Taking on a home loan or a mortgage can be a very heavy undertaking. Rather than bearing an entire loan by oneself, one way to lessen individual burdens and increase chances of getting a mortgage is to share it with someone else. Sometimes, joint home loans are taken on extremely expensive property that can’t be borne by one person. Other times, joint home loans are taken by two or more people who want to buy a commercial property for their business.
However, how does a joint work?
The basic rules are that all the co-applicants must be listed as owners of the property. However, not everyone listed as the property owner needs to be a loan applicant.
As co-applicants of a certain loan, being married or related, for example parent and child, siblings or the like can increase your chances of securing the loan. However this is not necessary.
Are there any special requirements?
As with other types of loans, all the applicants are required to prove that they have the financial capabilities to settle the loan on a monthly basis. However, most banks accept payments from only one account, whether that account is held jointly by the applicants or only held by one of the applicants is another matter that doesn’t carry much weight.

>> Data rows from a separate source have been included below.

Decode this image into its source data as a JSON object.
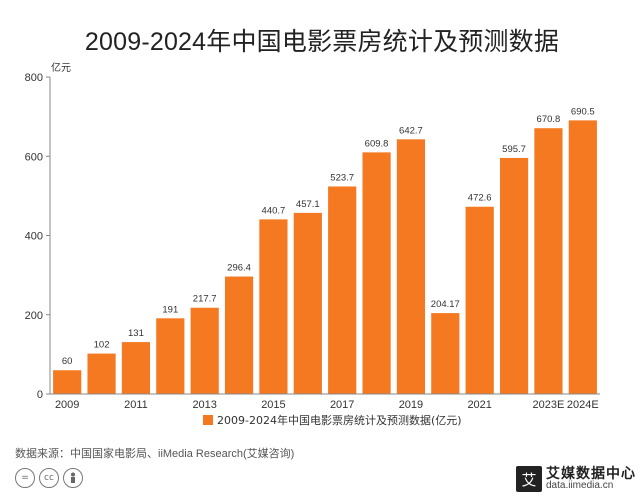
{
  "title": "2009-2024年中国电影票房统计及预测数据",
  "source": "数据来源：中国国家电影局、iiMedia Research(艾媒咨询)",
  "brand": {
    "name": "艾媒数据中心",
    "url": "data.iimedia.cn",
    "logo_char": "艾"
  },
  "license_icons": [
    "=",
    "cc",
    "person-icon"
  ],
  "colors": {
    "bar": "#F47920",
    "axis": "#888888",
    "text": "#333333"
  },
  "chart_data": {
    "type": "bar",
    "title": "2009-2024年中国电影票房统计及预测数据",
    "ylabel": "亿元",
    "ylim": [
      0,
      800
    ],
    "yticks": [
      0,
      200,
      400,
      600,
      800
    ],
    "grid": false,
    "legend_position": "bottom",
    "categories": [
      "2009",
      "2010",
      "2011",
      "2012",
      "2013",
      "2014",
      "2015",
      "2016",
      "2017",
      "2018",
      "2019",
      "2020",
      "2021",
      "2022",
      "2023E",
      "2024E"
    ],
    "x_tick_labels": [
      "2009",
      "",
      "2011",
      "",
      "2013",
      "",
      "2015",
      "",
      "2017",
      "",
      "2019",
      "",
      "2021",
      "",
      "2023E",
      "2024E"
    ],
    "series": [
      {
        "name": "2009-2024年中国电影票房统计及预测数据(亿元)",
        "values": [
          60,
          102,
          131,
          191,
          217.7,
          296.4,
          440.7,
          457.1,
          523.7,
          609.8,
          642.7,
          204.17,
          472.6,
          595.7,
          670.8,
          690.5
        ],
        "labels": [
          "60",
          "102",
          "131",
          "191",
          "217.7",
          "296.4",
          "440.7",
          "457.1",
          "523.7",
          "609.8",
          "642.7",
          "204.17",
          "472.6",
          "595.7",
          "670.8",
          "690.5"
        ]
      }
    ]
  }
}
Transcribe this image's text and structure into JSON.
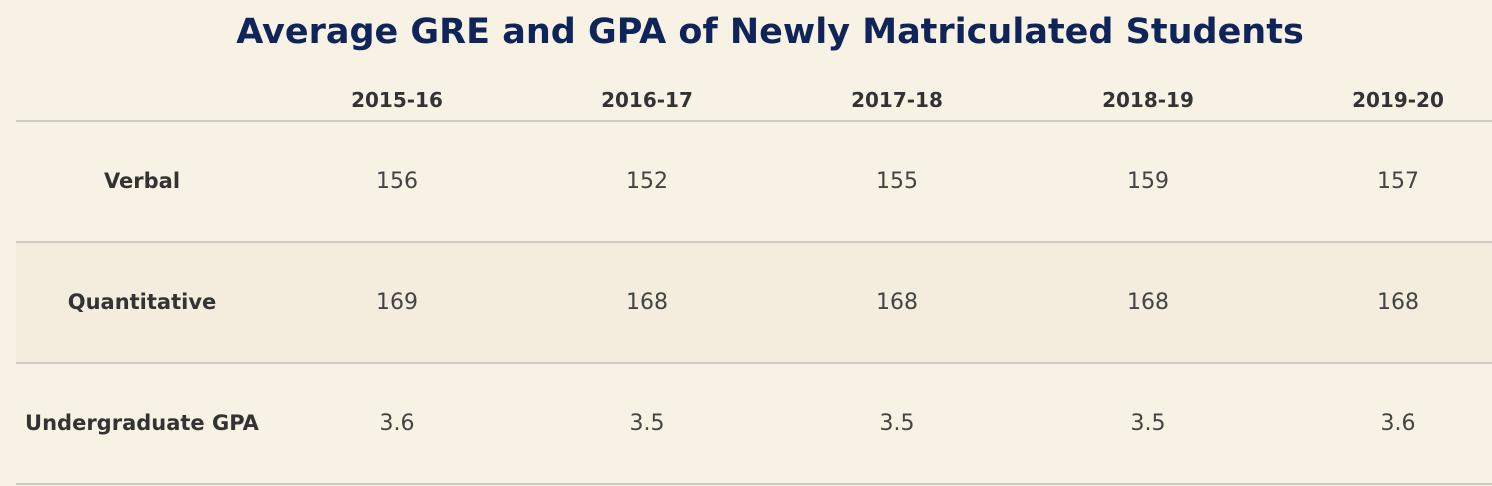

What to do before applying a shared loan?
All the loan applicants have to contact a lawyer and sign a Loan Sharing Declaration with each other before going ahead with the loan application. They also function as each other’s guarantors throughout the loan repayment period.
What’s the benefits of sharing a loan?
When sharing a loan, you are able to buy the property you want instead of having to settle for cheaper one. You also split the cost with other persons, making your loan burden half of what you need to pay if you bear the loan yourself.
There are also clauses that allow you to claim tax exemptions on the interest you pay on the loan. Individual banks offer different perks that you can have access to, like credit lines, mortgage offset accounts and so on.
What documents are needed?
Usually, all that is needed are the personal contact and addresses of the applicants, proof of each applicant’s income and proof that the applicants are owners of the property for which the loan is being applied for.
What are the negative sides of a shared loan?
There is no downside to having a shared loan, except that when you sell the property, all loan applicants have to agree to the sale and the terms/price of the sale.